The staff of 25 at JB’s Bright Beginnings in North Huntingdon has their hands full, encouraging the development of 100 children while parents work.
They could do more — the child care center is licensed for 350 children — but a lack of staff for a job that has wages half that of school teachers has left the industry in a crisis, said Brie Rice, program specialist.
It’s one that can have a trickle-down effect for the current and future workforce, as well as the economy.
“We’re the business that backs your business,” she said. “If we can’t stay in business, then what’s going to happen to your business eventually?”
That’s why advocacy group Trying Together is asking state lawmakers to create a $284 million recruitment and retention program to help the child care industry.

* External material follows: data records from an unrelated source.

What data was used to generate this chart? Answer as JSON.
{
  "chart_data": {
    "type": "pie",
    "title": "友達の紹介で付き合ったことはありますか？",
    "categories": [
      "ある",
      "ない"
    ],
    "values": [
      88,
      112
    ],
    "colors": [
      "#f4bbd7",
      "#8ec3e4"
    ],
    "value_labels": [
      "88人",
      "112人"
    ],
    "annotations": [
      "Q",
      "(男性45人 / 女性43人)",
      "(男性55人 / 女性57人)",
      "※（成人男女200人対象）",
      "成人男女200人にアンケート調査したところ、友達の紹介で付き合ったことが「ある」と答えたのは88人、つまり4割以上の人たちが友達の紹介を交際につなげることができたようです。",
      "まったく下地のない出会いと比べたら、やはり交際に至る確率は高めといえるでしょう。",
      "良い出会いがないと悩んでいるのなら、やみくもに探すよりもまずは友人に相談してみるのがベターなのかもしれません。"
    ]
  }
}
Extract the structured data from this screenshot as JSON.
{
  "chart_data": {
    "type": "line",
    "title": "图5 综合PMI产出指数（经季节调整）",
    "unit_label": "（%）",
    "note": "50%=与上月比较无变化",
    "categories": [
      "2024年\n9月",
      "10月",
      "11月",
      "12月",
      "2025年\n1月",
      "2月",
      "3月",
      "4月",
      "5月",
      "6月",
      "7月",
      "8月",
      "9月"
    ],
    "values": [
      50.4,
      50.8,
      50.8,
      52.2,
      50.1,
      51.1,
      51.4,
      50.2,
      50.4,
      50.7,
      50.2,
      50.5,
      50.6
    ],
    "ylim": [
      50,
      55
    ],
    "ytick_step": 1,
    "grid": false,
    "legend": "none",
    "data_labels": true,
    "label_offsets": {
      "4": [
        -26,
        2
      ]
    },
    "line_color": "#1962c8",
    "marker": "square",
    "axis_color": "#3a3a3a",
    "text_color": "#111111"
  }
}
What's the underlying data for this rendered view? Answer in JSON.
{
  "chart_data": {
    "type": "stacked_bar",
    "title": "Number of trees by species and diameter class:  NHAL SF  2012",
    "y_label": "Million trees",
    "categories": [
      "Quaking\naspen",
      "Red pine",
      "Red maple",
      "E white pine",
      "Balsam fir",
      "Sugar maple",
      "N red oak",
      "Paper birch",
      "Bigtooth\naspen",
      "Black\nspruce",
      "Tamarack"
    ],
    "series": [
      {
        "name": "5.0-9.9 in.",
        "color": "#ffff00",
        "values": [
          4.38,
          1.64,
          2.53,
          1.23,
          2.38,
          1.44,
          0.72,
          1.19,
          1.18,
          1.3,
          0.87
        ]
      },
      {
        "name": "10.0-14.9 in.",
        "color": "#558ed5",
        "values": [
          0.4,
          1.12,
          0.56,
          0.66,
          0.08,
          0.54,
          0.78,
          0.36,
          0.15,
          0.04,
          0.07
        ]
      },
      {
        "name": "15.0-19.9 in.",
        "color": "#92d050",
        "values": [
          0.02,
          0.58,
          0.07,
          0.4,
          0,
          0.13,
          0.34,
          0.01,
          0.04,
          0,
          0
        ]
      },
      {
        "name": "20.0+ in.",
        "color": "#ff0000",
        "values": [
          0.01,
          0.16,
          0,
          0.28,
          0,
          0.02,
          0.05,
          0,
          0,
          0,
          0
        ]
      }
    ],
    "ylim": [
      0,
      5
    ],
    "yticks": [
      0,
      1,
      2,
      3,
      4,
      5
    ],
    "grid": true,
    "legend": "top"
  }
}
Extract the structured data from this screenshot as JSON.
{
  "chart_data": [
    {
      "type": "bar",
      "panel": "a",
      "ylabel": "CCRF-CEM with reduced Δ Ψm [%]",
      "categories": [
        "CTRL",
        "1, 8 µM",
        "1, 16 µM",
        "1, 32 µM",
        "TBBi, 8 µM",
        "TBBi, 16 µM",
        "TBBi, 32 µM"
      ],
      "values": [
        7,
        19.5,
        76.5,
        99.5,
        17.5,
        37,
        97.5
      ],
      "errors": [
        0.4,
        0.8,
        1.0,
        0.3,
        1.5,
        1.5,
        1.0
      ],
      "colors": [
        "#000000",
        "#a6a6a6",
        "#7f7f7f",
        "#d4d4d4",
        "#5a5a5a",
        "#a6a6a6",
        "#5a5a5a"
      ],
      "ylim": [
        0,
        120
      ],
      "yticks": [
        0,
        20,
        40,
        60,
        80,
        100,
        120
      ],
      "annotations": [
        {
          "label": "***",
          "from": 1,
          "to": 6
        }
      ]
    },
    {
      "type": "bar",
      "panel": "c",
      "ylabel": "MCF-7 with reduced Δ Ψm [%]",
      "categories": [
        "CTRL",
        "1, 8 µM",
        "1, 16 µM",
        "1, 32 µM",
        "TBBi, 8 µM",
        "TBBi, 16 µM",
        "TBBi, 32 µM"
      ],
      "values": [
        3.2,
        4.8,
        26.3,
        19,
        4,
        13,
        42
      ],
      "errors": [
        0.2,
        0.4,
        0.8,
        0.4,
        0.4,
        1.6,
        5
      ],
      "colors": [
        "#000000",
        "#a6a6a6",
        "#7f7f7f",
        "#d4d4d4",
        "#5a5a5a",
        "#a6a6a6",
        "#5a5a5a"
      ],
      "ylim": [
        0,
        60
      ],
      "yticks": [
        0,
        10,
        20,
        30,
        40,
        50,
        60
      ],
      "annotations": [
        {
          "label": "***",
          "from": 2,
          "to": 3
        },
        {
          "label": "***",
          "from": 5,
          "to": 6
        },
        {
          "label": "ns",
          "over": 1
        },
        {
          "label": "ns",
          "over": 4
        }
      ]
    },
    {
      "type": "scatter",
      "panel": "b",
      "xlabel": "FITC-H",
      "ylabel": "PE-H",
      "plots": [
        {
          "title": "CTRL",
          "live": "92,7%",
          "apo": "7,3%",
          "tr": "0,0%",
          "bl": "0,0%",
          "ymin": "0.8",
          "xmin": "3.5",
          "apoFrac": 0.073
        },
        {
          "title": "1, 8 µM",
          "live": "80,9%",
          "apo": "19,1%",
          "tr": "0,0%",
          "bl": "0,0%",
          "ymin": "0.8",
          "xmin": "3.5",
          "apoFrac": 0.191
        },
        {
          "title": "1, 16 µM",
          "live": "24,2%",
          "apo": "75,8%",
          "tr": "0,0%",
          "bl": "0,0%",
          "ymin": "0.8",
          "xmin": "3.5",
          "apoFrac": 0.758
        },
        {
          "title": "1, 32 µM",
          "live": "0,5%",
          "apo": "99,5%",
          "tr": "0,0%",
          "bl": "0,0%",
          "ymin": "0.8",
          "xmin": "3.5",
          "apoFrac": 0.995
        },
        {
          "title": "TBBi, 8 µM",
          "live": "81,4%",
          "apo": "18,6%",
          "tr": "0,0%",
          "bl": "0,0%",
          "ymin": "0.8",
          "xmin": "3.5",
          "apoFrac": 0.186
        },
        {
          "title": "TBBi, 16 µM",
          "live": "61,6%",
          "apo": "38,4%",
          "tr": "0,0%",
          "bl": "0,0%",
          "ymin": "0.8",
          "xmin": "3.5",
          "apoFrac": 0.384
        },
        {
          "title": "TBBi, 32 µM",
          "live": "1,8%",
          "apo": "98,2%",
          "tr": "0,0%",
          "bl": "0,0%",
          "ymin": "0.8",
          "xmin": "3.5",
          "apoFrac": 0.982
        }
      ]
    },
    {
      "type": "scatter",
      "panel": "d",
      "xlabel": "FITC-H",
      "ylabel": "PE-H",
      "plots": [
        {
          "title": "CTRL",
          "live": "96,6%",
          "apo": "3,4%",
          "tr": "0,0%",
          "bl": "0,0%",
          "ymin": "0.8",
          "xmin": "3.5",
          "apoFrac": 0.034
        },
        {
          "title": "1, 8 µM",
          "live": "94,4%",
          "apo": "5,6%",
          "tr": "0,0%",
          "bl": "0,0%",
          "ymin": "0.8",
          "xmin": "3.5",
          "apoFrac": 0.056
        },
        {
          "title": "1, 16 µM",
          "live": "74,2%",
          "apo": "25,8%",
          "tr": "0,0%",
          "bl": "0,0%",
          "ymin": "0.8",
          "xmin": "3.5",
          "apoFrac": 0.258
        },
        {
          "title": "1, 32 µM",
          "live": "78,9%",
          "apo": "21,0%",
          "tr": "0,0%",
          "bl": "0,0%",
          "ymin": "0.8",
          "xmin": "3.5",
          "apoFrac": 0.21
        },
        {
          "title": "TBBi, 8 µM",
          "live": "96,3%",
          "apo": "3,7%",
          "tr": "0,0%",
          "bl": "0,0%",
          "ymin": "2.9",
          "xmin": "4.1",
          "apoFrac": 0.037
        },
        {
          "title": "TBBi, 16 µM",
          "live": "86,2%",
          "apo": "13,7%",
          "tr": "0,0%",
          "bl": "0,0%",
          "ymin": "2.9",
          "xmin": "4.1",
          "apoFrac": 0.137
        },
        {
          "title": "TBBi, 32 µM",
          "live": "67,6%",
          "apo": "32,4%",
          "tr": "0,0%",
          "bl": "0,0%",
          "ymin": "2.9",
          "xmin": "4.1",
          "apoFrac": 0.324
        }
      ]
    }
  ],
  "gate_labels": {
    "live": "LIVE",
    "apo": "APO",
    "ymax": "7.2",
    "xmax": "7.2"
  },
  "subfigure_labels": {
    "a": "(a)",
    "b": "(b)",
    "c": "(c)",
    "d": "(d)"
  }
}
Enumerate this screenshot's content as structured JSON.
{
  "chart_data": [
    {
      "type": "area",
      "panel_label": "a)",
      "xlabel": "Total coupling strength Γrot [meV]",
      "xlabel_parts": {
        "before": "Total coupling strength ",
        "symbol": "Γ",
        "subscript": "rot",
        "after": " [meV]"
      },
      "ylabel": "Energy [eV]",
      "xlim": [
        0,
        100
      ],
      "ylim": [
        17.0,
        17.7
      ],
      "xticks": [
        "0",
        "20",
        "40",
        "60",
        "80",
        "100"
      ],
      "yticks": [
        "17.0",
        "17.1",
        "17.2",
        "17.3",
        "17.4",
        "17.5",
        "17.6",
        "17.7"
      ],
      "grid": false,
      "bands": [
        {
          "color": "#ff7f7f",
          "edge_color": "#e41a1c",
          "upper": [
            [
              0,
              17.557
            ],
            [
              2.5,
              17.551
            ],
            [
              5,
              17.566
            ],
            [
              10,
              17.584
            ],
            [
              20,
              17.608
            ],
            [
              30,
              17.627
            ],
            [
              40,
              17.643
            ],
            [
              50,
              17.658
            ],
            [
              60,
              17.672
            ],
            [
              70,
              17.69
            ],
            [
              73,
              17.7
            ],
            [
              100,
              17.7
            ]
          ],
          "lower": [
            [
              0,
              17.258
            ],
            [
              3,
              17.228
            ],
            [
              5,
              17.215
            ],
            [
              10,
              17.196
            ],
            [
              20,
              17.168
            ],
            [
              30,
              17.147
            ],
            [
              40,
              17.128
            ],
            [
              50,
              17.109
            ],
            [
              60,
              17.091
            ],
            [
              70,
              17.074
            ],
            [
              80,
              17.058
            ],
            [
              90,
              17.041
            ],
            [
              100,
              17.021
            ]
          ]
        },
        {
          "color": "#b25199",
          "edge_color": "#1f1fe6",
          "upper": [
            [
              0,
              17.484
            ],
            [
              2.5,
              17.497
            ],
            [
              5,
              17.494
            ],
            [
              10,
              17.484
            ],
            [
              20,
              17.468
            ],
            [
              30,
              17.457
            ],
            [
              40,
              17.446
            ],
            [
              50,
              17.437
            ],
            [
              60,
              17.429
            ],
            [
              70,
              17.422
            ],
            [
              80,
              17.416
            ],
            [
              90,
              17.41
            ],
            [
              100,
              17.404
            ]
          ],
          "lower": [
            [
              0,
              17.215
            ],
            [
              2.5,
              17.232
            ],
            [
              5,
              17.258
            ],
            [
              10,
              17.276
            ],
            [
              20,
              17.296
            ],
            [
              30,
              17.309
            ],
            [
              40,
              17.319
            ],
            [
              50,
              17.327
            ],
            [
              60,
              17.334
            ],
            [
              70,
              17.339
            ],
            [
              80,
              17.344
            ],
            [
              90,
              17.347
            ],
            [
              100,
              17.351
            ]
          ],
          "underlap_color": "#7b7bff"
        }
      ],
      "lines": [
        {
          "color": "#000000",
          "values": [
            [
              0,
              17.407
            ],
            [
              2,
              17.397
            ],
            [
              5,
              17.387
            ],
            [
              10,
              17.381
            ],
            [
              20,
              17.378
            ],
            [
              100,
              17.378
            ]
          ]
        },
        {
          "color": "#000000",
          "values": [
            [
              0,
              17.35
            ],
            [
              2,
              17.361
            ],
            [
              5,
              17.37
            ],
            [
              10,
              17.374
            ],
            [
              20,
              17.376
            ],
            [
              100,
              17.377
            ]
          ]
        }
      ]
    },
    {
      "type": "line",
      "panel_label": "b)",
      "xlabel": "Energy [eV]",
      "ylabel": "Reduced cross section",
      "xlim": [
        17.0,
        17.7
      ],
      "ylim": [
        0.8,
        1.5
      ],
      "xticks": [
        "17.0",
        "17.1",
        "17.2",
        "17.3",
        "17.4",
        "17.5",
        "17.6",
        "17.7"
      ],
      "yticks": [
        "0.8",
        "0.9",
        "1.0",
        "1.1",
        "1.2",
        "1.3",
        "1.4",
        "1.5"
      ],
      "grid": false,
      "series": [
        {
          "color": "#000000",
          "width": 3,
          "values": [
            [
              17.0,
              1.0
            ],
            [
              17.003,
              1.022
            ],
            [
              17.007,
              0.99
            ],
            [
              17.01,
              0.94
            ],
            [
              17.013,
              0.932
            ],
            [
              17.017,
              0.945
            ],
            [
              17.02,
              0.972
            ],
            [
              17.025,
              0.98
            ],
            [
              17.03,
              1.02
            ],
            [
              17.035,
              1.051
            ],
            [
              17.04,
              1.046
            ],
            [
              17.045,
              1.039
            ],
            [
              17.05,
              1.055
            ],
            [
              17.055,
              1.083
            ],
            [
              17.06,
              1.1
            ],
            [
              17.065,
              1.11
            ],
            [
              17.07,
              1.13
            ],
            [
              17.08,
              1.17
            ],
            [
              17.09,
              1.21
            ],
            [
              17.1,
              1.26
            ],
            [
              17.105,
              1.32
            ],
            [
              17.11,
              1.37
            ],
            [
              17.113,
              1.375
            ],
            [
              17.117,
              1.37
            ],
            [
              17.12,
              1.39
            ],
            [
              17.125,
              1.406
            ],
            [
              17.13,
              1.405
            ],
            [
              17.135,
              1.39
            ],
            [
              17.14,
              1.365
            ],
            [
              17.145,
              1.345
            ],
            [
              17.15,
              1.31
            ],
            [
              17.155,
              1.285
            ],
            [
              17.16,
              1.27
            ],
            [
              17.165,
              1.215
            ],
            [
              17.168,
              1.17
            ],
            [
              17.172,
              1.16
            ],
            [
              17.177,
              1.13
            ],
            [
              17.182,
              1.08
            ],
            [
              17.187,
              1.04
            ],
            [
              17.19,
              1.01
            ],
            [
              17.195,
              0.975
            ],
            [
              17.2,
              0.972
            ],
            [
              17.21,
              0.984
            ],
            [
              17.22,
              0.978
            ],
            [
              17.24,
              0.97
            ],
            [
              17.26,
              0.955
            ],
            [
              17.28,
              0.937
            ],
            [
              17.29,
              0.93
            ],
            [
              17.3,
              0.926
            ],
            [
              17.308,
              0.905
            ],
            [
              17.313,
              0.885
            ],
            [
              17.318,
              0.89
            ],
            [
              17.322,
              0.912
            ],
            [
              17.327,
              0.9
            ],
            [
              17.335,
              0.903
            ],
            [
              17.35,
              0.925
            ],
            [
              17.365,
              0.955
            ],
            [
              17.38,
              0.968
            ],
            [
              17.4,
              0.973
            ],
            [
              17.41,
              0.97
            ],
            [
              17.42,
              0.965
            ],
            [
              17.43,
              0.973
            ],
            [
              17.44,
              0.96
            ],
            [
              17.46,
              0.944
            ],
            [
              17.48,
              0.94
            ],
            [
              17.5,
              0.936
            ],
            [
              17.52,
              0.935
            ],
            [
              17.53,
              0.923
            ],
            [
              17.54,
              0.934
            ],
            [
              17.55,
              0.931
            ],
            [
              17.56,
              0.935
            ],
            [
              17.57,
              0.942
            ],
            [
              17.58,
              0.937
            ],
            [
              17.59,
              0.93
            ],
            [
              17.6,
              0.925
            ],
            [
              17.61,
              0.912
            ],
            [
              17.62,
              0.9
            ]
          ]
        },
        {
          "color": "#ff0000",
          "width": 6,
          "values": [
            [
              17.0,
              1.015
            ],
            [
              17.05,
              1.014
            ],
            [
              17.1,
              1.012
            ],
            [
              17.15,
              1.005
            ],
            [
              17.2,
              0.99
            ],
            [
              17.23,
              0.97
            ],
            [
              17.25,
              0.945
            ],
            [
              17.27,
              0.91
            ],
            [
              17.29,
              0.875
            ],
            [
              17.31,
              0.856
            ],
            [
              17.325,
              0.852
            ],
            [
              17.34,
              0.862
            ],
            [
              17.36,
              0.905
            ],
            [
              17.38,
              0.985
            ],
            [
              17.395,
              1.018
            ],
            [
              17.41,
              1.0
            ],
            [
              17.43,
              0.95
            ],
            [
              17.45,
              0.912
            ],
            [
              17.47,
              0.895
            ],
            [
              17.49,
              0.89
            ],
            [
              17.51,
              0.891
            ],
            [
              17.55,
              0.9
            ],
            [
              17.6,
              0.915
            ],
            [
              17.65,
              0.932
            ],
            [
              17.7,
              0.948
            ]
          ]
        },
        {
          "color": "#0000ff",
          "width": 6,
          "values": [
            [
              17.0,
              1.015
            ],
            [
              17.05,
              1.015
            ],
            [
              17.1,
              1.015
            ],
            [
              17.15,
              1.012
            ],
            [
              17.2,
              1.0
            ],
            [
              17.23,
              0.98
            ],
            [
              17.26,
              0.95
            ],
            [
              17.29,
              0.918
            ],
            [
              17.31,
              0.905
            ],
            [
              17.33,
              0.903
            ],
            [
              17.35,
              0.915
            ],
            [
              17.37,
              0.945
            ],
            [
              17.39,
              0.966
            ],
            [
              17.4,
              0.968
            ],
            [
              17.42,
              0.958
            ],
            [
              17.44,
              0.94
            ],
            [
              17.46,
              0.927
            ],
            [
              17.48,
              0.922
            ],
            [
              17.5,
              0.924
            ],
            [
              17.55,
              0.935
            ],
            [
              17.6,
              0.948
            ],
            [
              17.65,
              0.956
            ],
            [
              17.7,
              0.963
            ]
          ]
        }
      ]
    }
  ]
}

The money could be distributed as grants and centers could decide how to use it, such as for benefits or bonuses, said Emily Neff, director of public policy for Trying Together. They’re also asking lawmakers to support a proposal to increase subsidy rates.
Families that meet income requirements can have their child care subsidized. Other families pay out of pocket, an average of $11,346 annually in Pennsylvania, according to the 2023 Annie E. Casey Foundation’s Kids Count Data Book.
Local business leaders met with representatives of state lawmakers Friday to discuss the issue at the Westmoreland County Chamber of Commerce. Dan DeBone, chamber president and chief executive officer, said a survey of county businesses found that 84% reported employees have had issues with finding child care to align with their work schedules.
He said he regularly hears from businesses that have trouble filling jobs because of issues related to child care.
“If parents don’t have a safe place for their children to go, they’re not going to be able to go to work and be as productive,” Neff said. “It’s critical for the modern day workforce and it’s critical for the development of our children who will be the future of the workforce.”
Employers who participated in the discussion reported that job offers have been turned down because the prospective employee couldn’t find child care or the pay wouldn’t have covered those costs. Some employees have opted to work from home to save on child care costs, but their productivity and career advancement opportunities aren’t as robust as working in an office setting.
Katelyn Printz, human resources director for Independence Health System, said child care is an issue not just for entry-level workers but also for highly compensated staff. Having a child might mean the end of their employment.
“A lot of them don’t come back to work,” she said.
At JB’s Bright Beginnings, staff members are highly educated, with about half having college degrees. They make lesson plans and do educational assessments on their charges to help with development. The average hourly wage is $12.75.
“The only reason that staff is able to stay there is because they have husbands who support their families,” Rice said. “If we’re not taking care of (the children) and developing them now, what’s the workforce going to look like in 20 years when they are applying for your jobs?”
The center raised rates recently. There is a wait list of 175 families.
“They can’t afford to pay us more, but we can’t afford not to get more,” Rice said.
The trickle-down effect of a child care industry crisis can be multifaceted — it can impact a parent trying to get into the workforce to support their family, a future worker’s ability to be employed and the state’s economy in lost wages and taxes.
It’s what chamber board member Tom Chakurda, who also is chief marketing and communications officer with Independence Health System, described as a quiet dilemma. He and Rice agreed that informing the public about potential workforce impacts in the future is important.
“Whether you have children or not, this is going to have a ripple effect and ultimately affect society,” Chakurda said.